According to the GAO, the OMB sent out a series of apportionment schedules starting on July 25 of last year in which they included a footnote that ordered a withholding of funds for the Ukraine Security Assistance Initiative.

On Sept. 12 of last year, OMB issued an apportionment removing the footnote that made the USAI funds unavailable, effectively ending the withholding. 

GAO General Counsel Thomas H. Armstrong said in a statement released with the report on Thursday that President Donald Trump “has narrow, limited authority to withhold appropriations under the Impoundment Control Act of 1974.”

“OMB told GAO that it withheld the funds to ensure that they were not spent ‘in a manner that could conflict with the President’s foreign policy.’  The law does not permit OMB to withhold funds for policy reasons,” Armstrong said.  

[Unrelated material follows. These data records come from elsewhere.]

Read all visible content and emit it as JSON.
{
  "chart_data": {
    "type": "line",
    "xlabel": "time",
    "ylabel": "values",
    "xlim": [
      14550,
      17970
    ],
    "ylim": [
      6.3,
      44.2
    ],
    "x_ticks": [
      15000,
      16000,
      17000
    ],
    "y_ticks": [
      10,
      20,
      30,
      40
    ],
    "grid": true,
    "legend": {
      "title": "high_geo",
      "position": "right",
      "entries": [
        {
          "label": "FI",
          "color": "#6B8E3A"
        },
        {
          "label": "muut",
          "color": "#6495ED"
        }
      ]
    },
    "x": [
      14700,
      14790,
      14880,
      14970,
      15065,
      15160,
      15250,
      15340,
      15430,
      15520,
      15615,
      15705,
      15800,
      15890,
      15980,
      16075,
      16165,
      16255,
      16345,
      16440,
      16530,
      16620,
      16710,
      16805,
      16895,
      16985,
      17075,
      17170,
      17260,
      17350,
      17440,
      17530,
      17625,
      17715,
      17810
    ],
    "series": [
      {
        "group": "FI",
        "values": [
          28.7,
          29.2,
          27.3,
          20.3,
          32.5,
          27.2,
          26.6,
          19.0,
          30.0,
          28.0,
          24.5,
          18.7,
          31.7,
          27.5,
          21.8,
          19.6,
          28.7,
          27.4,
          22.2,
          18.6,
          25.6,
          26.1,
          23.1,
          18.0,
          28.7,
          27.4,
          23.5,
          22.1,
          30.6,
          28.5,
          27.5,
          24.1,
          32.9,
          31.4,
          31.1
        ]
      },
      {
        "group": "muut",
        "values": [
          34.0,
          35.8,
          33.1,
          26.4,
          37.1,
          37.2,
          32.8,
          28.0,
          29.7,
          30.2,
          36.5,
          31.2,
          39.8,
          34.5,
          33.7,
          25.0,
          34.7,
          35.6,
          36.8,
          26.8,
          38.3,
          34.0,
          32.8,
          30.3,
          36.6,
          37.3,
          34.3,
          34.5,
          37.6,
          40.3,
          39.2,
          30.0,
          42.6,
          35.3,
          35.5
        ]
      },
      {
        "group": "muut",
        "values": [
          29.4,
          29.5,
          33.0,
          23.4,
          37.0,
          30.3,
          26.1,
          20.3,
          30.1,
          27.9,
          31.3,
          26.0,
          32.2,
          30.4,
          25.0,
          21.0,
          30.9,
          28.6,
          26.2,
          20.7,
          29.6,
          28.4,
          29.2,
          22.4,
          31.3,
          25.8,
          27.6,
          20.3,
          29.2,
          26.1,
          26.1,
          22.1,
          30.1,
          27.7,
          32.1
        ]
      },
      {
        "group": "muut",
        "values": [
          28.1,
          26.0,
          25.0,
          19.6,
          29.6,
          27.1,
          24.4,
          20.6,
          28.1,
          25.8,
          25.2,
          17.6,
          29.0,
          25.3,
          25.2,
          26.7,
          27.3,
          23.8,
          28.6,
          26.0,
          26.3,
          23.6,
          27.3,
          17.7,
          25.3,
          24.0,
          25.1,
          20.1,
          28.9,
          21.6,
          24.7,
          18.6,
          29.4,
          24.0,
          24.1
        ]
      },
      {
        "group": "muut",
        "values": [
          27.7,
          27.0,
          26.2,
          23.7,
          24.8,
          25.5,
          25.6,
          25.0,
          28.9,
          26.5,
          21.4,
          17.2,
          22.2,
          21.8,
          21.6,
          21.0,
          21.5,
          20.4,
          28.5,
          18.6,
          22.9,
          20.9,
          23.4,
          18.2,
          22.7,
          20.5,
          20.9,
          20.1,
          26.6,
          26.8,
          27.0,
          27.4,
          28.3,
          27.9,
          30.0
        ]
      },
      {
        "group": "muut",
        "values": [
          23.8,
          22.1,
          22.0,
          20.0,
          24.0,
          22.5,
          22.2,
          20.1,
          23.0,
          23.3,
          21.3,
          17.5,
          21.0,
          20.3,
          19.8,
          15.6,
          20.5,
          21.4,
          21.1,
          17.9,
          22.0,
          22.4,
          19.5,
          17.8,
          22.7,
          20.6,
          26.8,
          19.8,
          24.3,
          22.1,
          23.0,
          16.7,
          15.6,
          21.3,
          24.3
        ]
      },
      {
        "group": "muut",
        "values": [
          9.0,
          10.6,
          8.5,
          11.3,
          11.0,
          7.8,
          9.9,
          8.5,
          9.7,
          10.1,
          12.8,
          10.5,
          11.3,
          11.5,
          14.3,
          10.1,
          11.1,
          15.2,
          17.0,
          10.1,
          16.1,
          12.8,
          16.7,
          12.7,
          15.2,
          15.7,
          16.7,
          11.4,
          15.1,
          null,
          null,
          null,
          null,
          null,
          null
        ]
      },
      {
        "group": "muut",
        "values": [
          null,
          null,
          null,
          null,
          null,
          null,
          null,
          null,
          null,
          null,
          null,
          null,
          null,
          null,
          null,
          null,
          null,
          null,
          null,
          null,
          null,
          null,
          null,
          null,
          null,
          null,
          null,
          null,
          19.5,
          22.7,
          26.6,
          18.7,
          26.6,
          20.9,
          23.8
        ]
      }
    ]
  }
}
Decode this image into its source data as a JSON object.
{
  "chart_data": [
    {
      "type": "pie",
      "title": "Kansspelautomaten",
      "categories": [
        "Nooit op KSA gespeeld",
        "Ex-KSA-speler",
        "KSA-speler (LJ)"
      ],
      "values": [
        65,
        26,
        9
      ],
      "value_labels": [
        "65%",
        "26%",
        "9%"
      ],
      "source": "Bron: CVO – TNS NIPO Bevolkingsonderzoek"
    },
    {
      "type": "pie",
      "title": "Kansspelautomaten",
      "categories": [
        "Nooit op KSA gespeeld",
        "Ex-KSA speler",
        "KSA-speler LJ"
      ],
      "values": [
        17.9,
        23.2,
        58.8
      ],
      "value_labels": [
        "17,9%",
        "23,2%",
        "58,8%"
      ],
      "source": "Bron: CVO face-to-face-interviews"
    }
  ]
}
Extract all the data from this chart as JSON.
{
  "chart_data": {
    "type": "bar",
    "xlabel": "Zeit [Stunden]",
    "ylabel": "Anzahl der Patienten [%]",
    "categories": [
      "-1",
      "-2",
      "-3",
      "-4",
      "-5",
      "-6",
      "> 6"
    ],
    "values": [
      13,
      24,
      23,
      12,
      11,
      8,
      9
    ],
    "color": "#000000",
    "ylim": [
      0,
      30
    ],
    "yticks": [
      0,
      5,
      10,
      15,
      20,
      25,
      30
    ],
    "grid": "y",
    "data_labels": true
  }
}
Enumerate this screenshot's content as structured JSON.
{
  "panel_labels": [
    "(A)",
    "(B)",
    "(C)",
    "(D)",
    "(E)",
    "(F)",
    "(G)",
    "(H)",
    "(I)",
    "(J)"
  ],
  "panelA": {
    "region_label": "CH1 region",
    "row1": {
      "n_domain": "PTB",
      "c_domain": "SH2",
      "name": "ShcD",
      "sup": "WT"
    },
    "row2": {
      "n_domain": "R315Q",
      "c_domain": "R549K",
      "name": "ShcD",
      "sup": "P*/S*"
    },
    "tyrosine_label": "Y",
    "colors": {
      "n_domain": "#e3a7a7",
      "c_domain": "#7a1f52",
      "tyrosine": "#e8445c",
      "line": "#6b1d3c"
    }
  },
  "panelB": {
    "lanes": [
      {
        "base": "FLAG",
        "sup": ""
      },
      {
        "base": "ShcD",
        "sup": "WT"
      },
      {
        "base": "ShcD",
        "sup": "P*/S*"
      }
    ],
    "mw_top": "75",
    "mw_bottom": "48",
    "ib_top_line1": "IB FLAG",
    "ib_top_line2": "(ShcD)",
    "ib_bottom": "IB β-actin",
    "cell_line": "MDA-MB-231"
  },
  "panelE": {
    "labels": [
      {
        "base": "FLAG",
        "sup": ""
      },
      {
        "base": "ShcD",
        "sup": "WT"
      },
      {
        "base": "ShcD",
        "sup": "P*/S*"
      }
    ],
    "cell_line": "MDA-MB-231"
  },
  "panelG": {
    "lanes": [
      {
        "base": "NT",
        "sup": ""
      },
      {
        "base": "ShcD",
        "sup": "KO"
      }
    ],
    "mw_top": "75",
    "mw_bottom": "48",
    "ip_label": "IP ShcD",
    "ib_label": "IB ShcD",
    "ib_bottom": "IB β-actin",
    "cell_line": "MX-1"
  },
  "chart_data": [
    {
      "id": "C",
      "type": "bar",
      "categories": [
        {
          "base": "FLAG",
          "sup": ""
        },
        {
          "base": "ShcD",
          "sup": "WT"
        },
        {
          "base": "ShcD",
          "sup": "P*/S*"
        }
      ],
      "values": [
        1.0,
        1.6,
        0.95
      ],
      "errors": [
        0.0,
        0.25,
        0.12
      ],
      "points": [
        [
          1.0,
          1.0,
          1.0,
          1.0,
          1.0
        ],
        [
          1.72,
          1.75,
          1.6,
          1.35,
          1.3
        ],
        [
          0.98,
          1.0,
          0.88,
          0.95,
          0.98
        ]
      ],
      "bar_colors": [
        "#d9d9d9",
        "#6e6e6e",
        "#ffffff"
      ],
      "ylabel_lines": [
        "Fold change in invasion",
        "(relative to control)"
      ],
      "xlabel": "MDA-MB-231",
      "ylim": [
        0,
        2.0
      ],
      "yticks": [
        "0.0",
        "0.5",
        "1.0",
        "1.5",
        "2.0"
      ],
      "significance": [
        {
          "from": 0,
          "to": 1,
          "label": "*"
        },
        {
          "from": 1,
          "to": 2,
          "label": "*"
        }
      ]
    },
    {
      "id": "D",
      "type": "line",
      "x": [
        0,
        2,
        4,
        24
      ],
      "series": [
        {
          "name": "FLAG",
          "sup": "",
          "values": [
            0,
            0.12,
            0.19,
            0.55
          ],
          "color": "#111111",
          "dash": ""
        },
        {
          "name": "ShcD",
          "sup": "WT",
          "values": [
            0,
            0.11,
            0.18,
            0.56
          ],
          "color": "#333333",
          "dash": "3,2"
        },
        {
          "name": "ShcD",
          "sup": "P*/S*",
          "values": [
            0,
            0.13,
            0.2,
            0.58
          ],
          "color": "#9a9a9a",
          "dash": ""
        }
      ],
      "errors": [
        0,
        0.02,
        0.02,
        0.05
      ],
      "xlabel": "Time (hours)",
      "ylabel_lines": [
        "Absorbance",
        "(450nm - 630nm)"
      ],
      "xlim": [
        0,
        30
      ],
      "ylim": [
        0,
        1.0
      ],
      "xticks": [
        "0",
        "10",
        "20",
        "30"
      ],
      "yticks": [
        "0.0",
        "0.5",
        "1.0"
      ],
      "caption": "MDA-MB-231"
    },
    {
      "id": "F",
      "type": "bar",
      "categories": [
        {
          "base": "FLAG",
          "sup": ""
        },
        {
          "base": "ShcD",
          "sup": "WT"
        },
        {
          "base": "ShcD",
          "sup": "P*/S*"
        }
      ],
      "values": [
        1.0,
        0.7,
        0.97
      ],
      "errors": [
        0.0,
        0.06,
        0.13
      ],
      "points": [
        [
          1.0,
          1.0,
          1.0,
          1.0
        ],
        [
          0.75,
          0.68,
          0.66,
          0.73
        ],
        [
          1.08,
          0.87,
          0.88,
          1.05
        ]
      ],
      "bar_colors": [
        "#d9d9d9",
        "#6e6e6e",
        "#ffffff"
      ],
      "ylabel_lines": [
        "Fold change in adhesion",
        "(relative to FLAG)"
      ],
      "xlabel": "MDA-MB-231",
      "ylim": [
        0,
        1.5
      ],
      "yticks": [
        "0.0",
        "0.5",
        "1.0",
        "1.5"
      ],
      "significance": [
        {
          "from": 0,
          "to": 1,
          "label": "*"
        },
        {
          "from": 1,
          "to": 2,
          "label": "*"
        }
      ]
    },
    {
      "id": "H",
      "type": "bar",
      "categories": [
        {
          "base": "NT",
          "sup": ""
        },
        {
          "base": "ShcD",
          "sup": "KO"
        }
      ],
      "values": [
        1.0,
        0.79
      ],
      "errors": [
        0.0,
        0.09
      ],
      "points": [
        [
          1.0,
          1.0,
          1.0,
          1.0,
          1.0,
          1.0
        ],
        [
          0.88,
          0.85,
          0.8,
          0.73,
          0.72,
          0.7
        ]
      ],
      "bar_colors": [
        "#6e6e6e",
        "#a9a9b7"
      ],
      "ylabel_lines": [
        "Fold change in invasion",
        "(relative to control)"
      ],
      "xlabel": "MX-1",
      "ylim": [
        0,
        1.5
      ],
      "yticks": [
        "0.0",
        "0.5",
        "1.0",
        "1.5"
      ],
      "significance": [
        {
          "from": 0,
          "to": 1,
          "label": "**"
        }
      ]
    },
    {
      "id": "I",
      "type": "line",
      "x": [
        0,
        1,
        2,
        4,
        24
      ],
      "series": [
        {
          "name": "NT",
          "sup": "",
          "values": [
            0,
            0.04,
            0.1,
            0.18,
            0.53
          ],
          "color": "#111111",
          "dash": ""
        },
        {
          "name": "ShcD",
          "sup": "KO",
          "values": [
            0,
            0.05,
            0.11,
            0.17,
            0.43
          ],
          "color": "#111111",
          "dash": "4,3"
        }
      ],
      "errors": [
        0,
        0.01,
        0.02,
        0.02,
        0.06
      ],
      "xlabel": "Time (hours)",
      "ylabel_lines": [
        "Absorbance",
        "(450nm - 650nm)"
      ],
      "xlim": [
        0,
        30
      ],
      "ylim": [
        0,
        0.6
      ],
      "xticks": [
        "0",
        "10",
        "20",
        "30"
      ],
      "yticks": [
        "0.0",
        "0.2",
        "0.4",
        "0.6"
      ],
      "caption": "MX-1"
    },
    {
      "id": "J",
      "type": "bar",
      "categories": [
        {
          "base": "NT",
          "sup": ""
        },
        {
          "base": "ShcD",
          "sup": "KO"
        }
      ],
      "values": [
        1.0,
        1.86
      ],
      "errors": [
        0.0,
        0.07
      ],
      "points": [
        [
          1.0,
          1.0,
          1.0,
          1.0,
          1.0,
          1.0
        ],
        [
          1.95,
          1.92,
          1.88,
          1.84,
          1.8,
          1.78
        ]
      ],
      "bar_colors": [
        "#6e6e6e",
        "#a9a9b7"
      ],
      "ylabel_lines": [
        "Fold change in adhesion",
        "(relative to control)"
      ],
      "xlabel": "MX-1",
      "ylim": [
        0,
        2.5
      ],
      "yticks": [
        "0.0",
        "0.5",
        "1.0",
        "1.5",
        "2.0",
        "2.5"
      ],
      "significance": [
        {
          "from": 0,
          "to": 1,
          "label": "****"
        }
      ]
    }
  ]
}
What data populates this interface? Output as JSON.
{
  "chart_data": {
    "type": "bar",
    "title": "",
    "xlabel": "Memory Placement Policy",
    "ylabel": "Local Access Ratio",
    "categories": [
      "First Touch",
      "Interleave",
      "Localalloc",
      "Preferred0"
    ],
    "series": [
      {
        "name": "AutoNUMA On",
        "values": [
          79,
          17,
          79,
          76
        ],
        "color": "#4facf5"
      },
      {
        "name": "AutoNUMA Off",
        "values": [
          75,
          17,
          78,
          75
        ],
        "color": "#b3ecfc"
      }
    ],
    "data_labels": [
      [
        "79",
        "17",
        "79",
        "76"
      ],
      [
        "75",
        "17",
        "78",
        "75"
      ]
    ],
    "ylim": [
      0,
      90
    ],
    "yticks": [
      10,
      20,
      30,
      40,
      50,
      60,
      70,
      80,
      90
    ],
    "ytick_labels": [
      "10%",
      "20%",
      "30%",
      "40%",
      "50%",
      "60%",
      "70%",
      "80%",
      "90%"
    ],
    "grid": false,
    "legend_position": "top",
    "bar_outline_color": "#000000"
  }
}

The Trump administration also expressed disagreement with the GAO’s decision. Fox News quoted an unnamed administration source who called the decision “a pretty clear overreach.”

“GAO has a history of the flip-flops, reversing 40-years of precedent this year on their pocket rescission decision, they were also forced to reverse a legally faulty opinion when they opposed the reimbursement of federal employee travel costs,”  the source told Fox News.

“In their rush to insert themselves in the impeachment narrative, maybe they’ll have to reverse their opinion again.”

OMB general counsel Mark Paoletta said in a memo in December that the administration had legal authority to withhold the funds.

"For decades, OMB has routinely used its apportionment authority to prevent funds from being used," Paoletta said.

James Freeman, assistant editor of The Wall Street Journal's editorial page, also took issue with the GAO report, pointing out that the administration still made the aid available to Ukraine before an obligatory Sept. 30 deadline.

“It’s not entirely clear which date would have made GAO happy but in the agency’s view the White House did not have an unavoidable ‘programmatic delay’ which prevented funds from going to Ukraine,” wrote Freeman.

“Wouldn’t the logic of this decision also apply to Vice President Joe Biden’s famous withholding of Ukraine aid until the local prosecutor investigating his son’s company was fired?”

Last year, the House of Representatives voted largely on party lines to advance two articles of impeachment against the president.

Trump was accused of using his office to pressure Ukrainian President Volodymyr Zelensky to investigate former Vice President Joe Biden when he asked him to look into the country's alleged interference in the 2016 election, and discussed Biden's threat to withhold $1 billion from Ukraine during the Obama administration and his son, Hunter, who sat on the board of Ukrainian energy company Burisma while his father was managing the U.S.'s Ukraine policy. A transcript of Trump and Zelensky's conversation can be read here.

Article one of the impeachment claimed that Trump’s actions constituted abuse of power, while article two accused Trump of obstruction of Congress when he told administration officials to not cooperate with the congressional investigation.

The GAO report comes as the Senate begins the impeachment trial, with United States Supreme Court Chief Justice John Roberts and the senators being sworn in on Thursday afternoon.